Vietnam or Thailand ? Vote for the TOP Country of the Week !
Updated: June 27, 2025
Daily they scanned the pitiless blue sea for a glimpse of Ribaut's returning sail. No sail appeared, and daily their supplies dwindled away. Had it not been for the friendly Redmen they might all have perished. For the Indians were generous, and as long as they had food themselves they shared it with their white friends. But at length they could spare no more.
La Grange and other officers took part with Landonniere, and opposed the plan of an attack by sea; but Ribaut's conviction was unshaken, and the order was given. All his own soldiers fit for duty embarked in haste, and with them went La Caille, Arlac, and, as it seems, Ottigny, with the best of Laudonniere's men.

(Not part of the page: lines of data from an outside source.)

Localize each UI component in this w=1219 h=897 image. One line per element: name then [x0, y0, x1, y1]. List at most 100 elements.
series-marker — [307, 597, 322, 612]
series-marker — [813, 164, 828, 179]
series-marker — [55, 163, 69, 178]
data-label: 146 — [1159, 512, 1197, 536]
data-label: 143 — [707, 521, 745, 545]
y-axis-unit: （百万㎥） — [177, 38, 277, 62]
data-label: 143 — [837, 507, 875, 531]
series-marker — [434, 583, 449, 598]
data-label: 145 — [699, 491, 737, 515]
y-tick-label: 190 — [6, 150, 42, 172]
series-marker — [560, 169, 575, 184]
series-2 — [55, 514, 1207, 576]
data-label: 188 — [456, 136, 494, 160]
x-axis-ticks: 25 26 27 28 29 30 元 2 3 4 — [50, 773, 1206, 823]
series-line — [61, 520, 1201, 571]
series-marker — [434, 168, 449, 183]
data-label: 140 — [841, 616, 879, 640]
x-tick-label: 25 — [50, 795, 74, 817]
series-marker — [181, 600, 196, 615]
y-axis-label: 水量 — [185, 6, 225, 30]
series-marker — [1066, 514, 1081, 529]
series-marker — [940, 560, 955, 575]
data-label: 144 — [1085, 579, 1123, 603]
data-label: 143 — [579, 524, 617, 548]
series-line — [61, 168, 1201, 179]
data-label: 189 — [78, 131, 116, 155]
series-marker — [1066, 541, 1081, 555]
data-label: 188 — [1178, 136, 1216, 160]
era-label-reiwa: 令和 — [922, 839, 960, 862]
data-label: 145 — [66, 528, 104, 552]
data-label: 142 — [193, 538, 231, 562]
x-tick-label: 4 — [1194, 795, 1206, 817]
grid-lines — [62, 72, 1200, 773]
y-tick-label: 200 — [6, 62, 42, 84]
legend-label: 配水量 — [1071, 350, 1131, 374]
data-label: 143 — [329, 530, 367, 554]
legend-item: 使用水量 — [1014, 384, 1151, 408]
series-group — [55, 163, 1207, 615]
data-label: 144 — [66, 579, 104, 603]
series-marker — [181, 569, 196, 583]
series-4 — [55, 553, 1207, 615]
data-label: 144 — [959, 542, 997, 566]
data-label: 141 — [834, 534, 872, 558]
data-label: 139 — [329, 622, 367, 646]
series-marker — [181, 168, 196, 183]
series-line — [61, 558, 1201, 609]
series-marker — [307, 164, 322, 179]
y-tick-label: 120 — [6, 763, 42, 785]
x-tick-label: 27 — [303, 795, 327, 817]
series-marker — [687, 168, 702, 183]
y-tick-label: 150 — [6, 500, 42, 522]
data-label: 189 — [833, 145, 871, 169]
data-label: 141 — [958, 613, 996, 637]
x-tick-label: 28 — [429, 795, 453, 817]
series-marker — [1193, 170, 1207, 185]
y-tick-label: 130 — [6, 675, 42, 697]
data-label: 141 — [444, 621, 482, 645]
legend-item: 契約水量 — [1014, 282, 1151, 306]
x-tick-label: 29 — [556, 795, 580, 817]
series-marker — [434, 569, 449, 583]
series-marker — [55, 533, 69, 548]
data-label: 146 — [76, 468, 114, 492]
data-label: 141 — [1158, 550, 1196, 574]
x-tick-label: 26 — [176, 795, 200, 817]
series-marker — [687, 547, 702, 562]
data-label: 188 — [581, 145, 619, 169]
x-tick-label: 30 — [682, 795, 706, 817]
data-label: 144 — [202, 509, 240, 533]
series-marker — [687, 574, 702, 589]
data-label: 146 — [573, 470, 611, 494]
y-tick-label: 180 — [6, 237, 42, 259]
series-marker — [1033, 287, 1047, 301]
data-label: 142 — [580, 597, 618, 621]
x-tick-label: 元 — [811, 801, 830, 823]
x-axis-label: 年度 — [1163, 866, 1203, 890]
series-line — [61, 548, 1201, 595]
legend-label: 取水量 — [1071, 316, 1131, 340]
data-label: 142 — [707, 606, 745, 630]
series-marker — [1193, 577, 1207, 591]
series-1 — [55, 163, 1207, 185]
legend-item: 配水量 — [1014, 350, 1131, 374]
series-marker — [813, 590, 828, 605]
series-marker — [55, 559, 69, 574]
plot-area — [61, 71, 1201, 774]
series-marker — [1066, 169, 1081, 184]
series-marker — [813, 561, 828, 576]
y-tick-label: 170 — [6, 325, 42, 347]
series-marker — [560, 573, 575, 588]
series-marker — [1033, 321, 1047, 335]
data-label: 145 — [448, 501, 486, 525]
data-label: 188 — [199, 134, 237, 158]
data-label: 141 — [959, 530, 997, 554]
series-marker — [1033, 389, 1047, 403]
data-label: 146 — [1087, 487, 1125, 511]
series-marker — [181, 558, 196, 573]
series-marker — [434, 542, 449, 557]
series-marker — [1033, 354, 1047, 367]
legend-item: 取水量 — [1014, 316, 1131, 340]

The first one, founded two years earlier by Jean Ribaut, had failed and Ribaut's men had deserted the place. They had started for home in 1563, had suffered terrible hardships, had been picked up by an English vessel, and taken, some to France and some to England, where the court was all agog about the wealth of Florida.
Before he left France he had been secretly notified of their intentions. The next morning Don Pedro Menendez in his great galleon ran back to the mouth of the St. John's. But seeing the Frenchmen drawn up under arms on the beach and Ribaut's smaller vessels inside the bar, all ready for battle, he turned away and sailed southward to an inlet which he called San Augustin.
The following are the principal authorities consulted for the main body of the narrative. Ribauld, 'The Whole and True Discovery of Terra Florida, This is Captain Jean Ribaut's account of his voyage to Florida in 1562.
At half-past eleven on the night of Tuesday, the fourth of September, the crew of Ribaut's flag-ship, anchored on the still sea outside the bar, saw a huge hulk, grim with the throats of cannon, drifting towards them through the gloom; and from its stern rolled on the sluggish air the portentous banner of Spain.
"Now," says Laudonniere, "let them which have bene bold to say that I had men ynough left me, so that I had meanes to defend my selfe, give care a little now vnto mee, and if they have eyes in their heads, let them see what men I had." Of Ribaut's followers left at the fort, only nine or ten had weapons, while only two or three knew how to use them.
Four of them were boys, who kept Ribaut's dogs, and another was his cook. Besides these, he had left a brewer, an old crossbow-maker, two shoemakers, a player on the spinet, four valets, a carpenter of threescore, Challeux, no doubt, who has left us the story of his woes, with a crowd of women, children, and eighty-six camp-followers.
"I mind Ribaut's last words, when Menendez slew him. 'We are of earth, says he, 'and to earth we must return, and twenty years more or less can matter little! That is our case to-night, old friend." "Maybe," said the Englishman. "But why talk of dying? You and I are Spanish caballeros.